The time (in number of days) until maturity of a certain variety of hot pepper is normally distributed, with mean μ and standard deviation σ = 2.4. this variety is advertised as taking 70 days to mature. i wish to test the hypotheses h0: μ = 70, ha: μ > 70, so i select a simple random sample of four plants of this variety and measure the time until maturity. the four times, in days, are 76 73 69 70 based on these data, i would reject h0 at level:

From the sample,

[tex]\bar{x}= \frac{76+73+69+70}{4} \\ \\ = \frac{288}{4} =72[/tex]

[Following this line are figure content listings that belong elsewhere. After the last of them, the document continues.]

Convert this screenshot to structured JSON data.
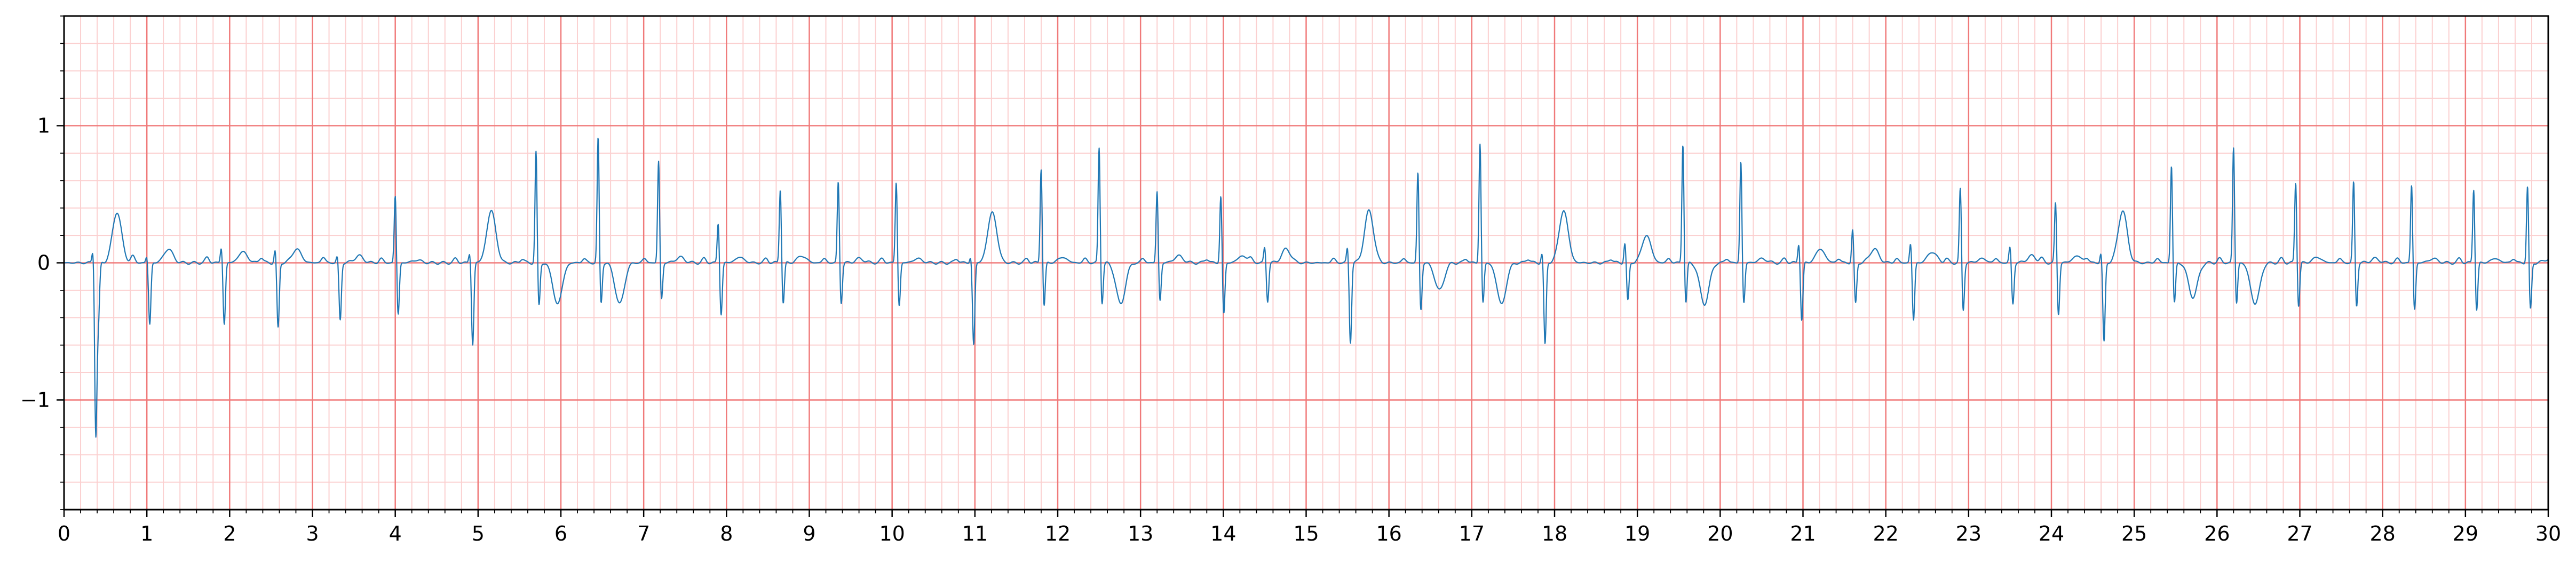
{
  "chart_data": {
    "type": "line",
    "title": "",
    "xlabel": "",
    "ylabel": "",
    "xlim": [
      0,
      30
    ],
    "ylim": [
      -1.8,
      1.8
    ],
    "x_ticks": [
      0,
      1,
      2,
      3,
      4,
      5,
      6,
      7,
      8,
      9,
      10,
      11,
      12,
      13,
      14,
      15,
      16,
      17,
      18,
      19,
      20,
      21,
      22,
      23,
      24,
      25,
      26,
      27,
      28,
      29,
      30
    ],
    "x_tick_labels": [
      "0",
      "1",
      "2",
      "3",
      "4",
      "5",
      "6",
      "7",
      "8",
      "9",
      "10",
      "11",
      "12",
      "13",
      "14",
      "15",
      "16",
      "17",
      "18",
      "19",
      "20",
      "21",
      "22",
      "23",
      "24",
      "25",
      "26",
      "27",
      "28",
      "29",
      "30"
    ],
    "y_ticks": [
      -1,
      0,
      1
    ],
    "y_tick_labels": [
      "−1",
      "0",
      "1"
    ],
    "grid": {
      "major": true,
      "minor": true,
      "major_x_step": 1,
      "major_y_step": 1,
      "minor_x_step": 0.2,
      "minor_y_step": 0.2
    },
    "colors": {
      "major_grid": "#f07a7a",
      "minor_grid": "#fbd0d0",
      "trace": "#1f77b4",
      "axes": "#000000"
    },
    "series": [
      {
        "beats": [
          {
            "t": 0.35,
            "r": 0.1,
            "s": -0.95,
            "t_wave": 0.0,
            "p_wave": 0.0
          },
          {
            "t": 0.38,
            "r": -0.3,
            "s": -0.4,
            "t_wave": 0.37,
            "p_wave": 0.0
          },
          {
            "t": 1.0,
            "r": 0.05,
            "s": -0.45,
            "t_wave": 0.1,
            "p_wave": 0.05
          },
          {
            "t": 1.9,
            "r": 0.12,
            "s": -0.45,
            "t_wave": 0.08,
            "p_wave": 0.04
          },
          {
            "t": 2.55,
            "r": 0.1,
            "s": -0.48,
            "t_wave": 0.1,
            "p_wave": 0.04
          },
          {
            "t": 3.3,
            "r": 0.05,
            "s": -0.42,
            "t_wave": 0.05,
            "p_wave": 0.04
          },
          {
            "t": 4.0,
            "r": 0.5,
            "s": -0.38,
            "t_wave": 0.02,
            "p_wave": 0.03
          },
          {
            "t": 4.9,
            "r": 0.08,
            "s": -0.6,
            "t_wave": 0.38,
            "p_wave": 0.03
          },
          {
            "t": 5.7,
            "r": 0.82,
            "s": -0.32,
            "t_wave": -0.3,
            "p_wave": 0.03
          },
          {
            "t": 6.45,
            "r": 0.92,
            "s": -0.3,
            "t_wave": -0.3,
            "p_wave": 0.03
          },
          {
            "t": 7.18,
            "r": 0.75,
            "s": -0.27,
            "t_wave": 0.04,
            "p_wave": 0.03
          },
          {
            "t": 7.9,
            "r": 0.3,
            "s": -0.38,
            "t_wave": 0.04,
            "p_wave": 0.03
          },
          {
            "t": 8.65,
            "r": 0.55,
            "s": -0.3,
            "t_wave": 0.05,
            "p_wave": 0.03
          },
          {
            "t": 9.35,
            "r": 0.6,
            "s": -0.3,
            "t_wave": 0.03,
            "p_wave": 0.03
          },
          {
            "t": 10.05,
            "r": 0.6,
            "s": -0.32,
            "t_wave": 0.03,
            "p_wave": 0.03
          },
          {
            "t": 10.95,
            "r": 0.05,
            "s": -0.6,
            "t_wave": 0.37,
            "p_wave": 0.03
          },
          {
            "t": 11.8,
            "r": 0.7,
            "s": -0.32,
            "t_wave": 0.04,
            "p_wave": 0.03
          },
          {
            "t": 12.5,
            "r": 0.85,
            "s": -0.3,
            "t_wave": -0.3,
            "p_wave": 0.03
          },
          {
            "t": 13.2,
            "r": 0.53,
            "s": -0.28,
            "t_wave": 0.05,
            "p_wave": 0.03
          },
          {
            "t": 13.97,
            "r": 0.5,
            "s": -0.38,
            "t_wave": 0.05,
            "p_wave": 0.03
          },
          {
            "t": 14.5,
            "r": 0.12,
            "s": -0.28,
            "t_wave": 0.1,
            "p_wave": 0.03
          },
          {
            "t": 15.5,
            "r": 0.12,
            "s": -0.58,
            "t_wave": 0.38,
            "p_wave": 0.03
          },
          {
            "t": 16.35,
            "r": 0.67,
            "s": -0.35,
            "t_wave": -0.2,
            "p_wave": 0.03
          },
          {
            "t": 17.1,
            "r": 0.88,
            "s": -0.3,
            "t_wave": -0.3,
            "p_wave": 0.03
          },
          {
            "t": 17.85,
            "r": 0.08,
            "s": -0.6,
            "t_wave": 0.38,
            "p_wave": 0.03
          },
          {
            "t": 18.85,
            "r": 0.15,
            "s": -0.28,
            "t_wave": 0.2,
            "p_wave": 0.03
          },
          {
            "t": 19.55,
            "r": 0.88,
            "s": -0.3,
            "t_wave": -0.3,
            "p_wave": 0.03
          },
          {
            "t": 20.25,
            "r": 0.75,
            "s": -0.3,
            "t_wave": 0.03,
            "p_wave": 0.03
          },
          {
            "t": 20.95,
            "r": 0.15,
            "s": -0.42,
            "t_wave": 0.1,
            "p_wave": 0.03
          },
          {
            "t": 21.6,
            "r": 0.25,
            "s": -0.3,
            "t_wave": 0.1,
            "p_wave": 0.03
          },
          {
            "t": 22.3,
            "r": 0.15,
            "s": -0.42,
            "t_wave": 0.08,
            "p_wave": 0.03
          },
          {
            "t": 22.9,
            "r": 0.55,
            "s": -0.35,
            "t_wave": 0.03,
            "p_wave": 0.03
          },
          {
            "t": 23.5,
            "r": 0.12,
            "s": -0.3,
            "t_wave": 0.05,
            "p_wave": 0.03
          },
          {
            "t": 24.05,
            "r": 0.45,
            "s": -0.38,
            "t_wave": 0.05,
            "p_wave": 0.03
          },
          {
            "t": 24.6,
            "r": 0.08,
            "s": -0.58,
            "t_wave": 0.38,
            "p_wave": 0.03
          },
          {
            "t": 25.45,
            "r": 0.72,
            "s": -0.3,
            "t_wave": -0.25,
            "p_wave": 0.03
          },
          {
            "t": 26.2,
            "r": 0.85,
            "s": -0.3,
            "t_wave": -0.3,
            "p_wave": 0.03
          },
          {
            "t": 26.95,
            "r": 0.6,
            "s": -0.32,
            "t_wave": 0.04,
            "p_wave": 0.03
          },
          {
            "t": 27.65,
            "r": 0.6,
            "s": -0.32,
            "t_wave": 0.03,
            "p_wave": 0.03
          },
          {
            "t": 28.35,
            "r": 0.58,
            "s": -0.35,
            "t_wave": 0.03,
            "p_wave": 0.03
          },
          {
            "t": 29.1,
            "r": 0.55,
            "s": -0.35,
            "t_wave": 0.03,
            "p_wave": 0.03
          },
          {
            "t": 29.75,
            "r": 0.57,
            "s": -0.35,
            "t_wave": 0.03,
            "p_wave": 0.03
          }
        ]
      }
    ]
  }
}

The test statistics is given by:

[tex]z= \frac{\bar{x}-\mu}{\sigma/\sqrt{n}} = \frac{72-70}{2.4/\sqrt{4}} = \frac{2}{1.2} =1.67[/tex]

The null hypothesis is rejectted when the z-value of the test statistics is greater than the z-value of alpha/2

i.e. the rejection region is

[tex]1.67\geq z_{\alpha/2} \\ \\ \Rightarrow z_{1-0.9525}\geq z_{\alpha/2} \\ \\ \Rightarrow\alpha/2=0.0475 \\ \\ \Rightarrow\alpha=0.095[/tex]

Therefore, based on the given data, the null hypothesis will be rejected at a significant level of 0.095.